Avelon hung itself along the wind like a cluster of bells: terraces stacked in crooked tiers, sash-cloth banners catching currents, skyways threaded from one leaning balcony to the next. Ropes braided the city into routes that smelled of boiled root and chamomile steam; merchants braided herbs into little gust-charm sachets and sold them from racks that clung to the railings. The Great Spire dominated the geometry, a stone column crowned in ironwork that took the city's weight and promised it would not tip into the rift. Tess Calder lashed the last strap of her harness beneath a pale sun. Her hands were precise and quick, working leather and rope as if tuning an instrument. She ran the pads of her fingers over knots out of habit: a fisherman's hitch, a chestline bend, the tidy loop she always left by the hip for an unexpected catch.
Her morning was a ritual of motion. She launched herself from the rim of Marello Terrace, knees folding, feet finding the taut line with a practiced click. Her boots left little sound; the lines hummed under her weight. From above, terraces shifted in slow bustling: breadfires sending smoke fingers into the air, a woman shaking dew from lettuce into a basin, children playing a game where they threw pebbles into pulley buckets and bet on whether they would land in the vendor's hat. Tess threaded a passerby’s brazen bell with an easy hand—a small kindness—and swung toward the midline anchor. The city smelled of toasted root and something sweeter, a pastry vendor's early batch calling to anyone with a craving and a head for heights. She had no time for a bun but her stomach noticed.
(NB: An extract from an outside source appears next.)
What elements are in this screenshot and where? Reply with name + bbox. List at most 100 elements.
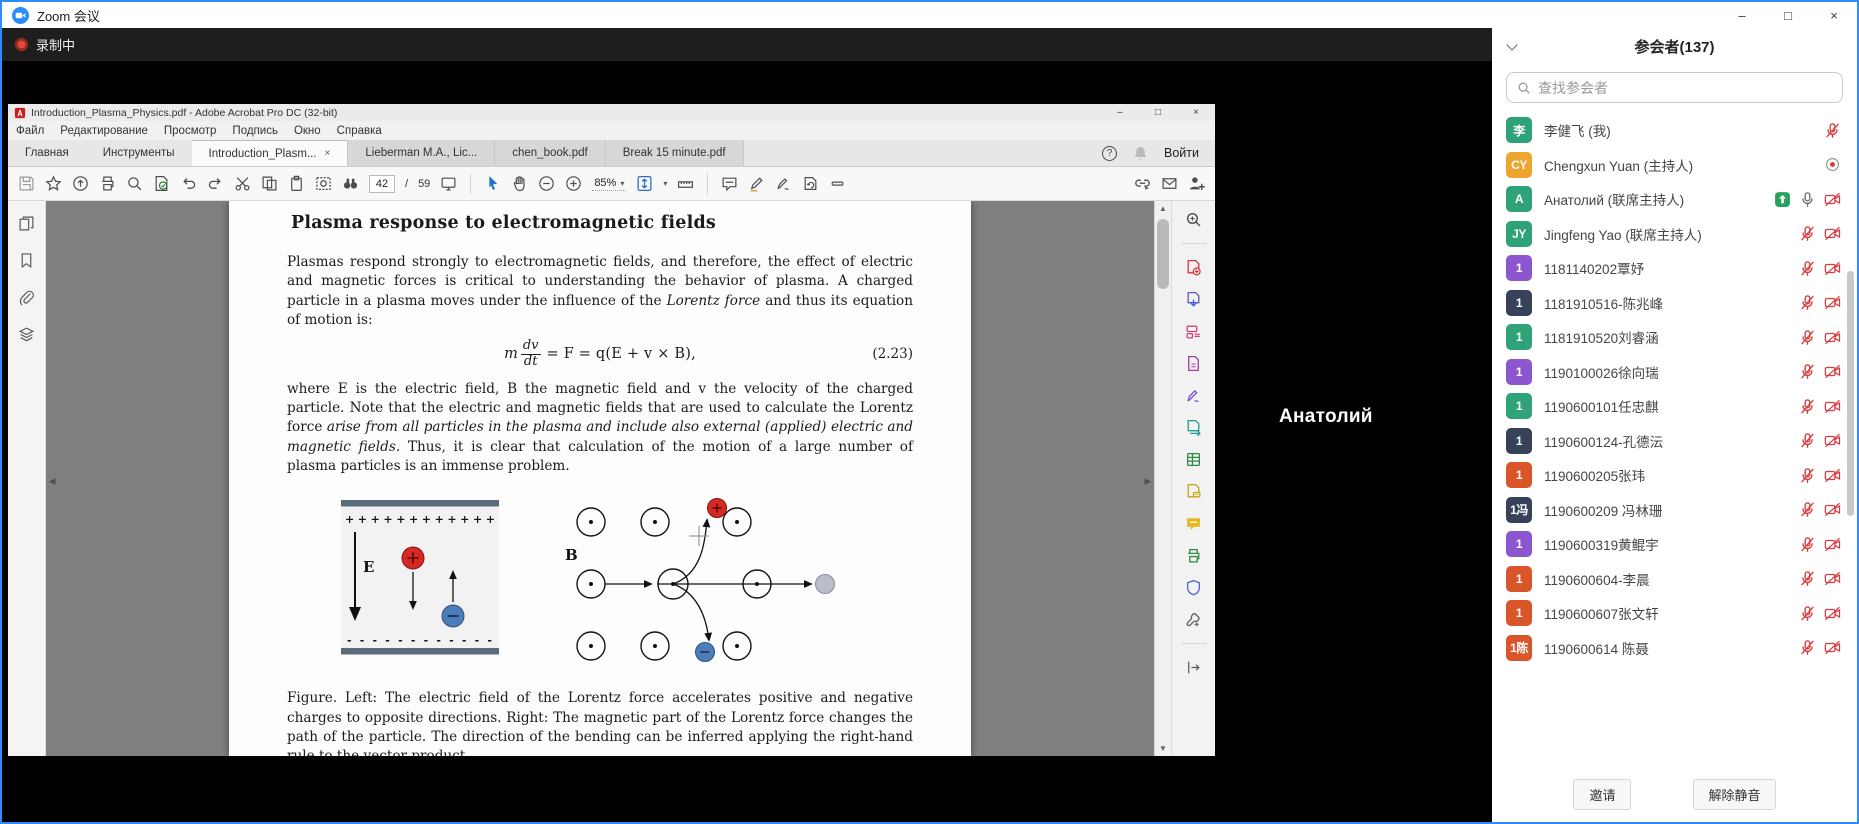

A gull-like bird—more ribbon-feather than avian—shoved its beak into her pack and emerged wearing, absurdly, the vendor's knitted cap. It bobbed and negotiated air like it owned the morning. Tess barked a laugh, hooked the bird with a gloved finger, and set it free; it flapped off, cap askew. Even in danger, Avelon kept its absurdities. At the midline anchor, the metal ring winked with salt-swept gloss from last night's condensation harvest, and Tess felt the soft, small comfort of familiar work: a visual check, a finger along the bolt, a listening for micro-grind that would tell her if the anchor had a secret about to unfurl.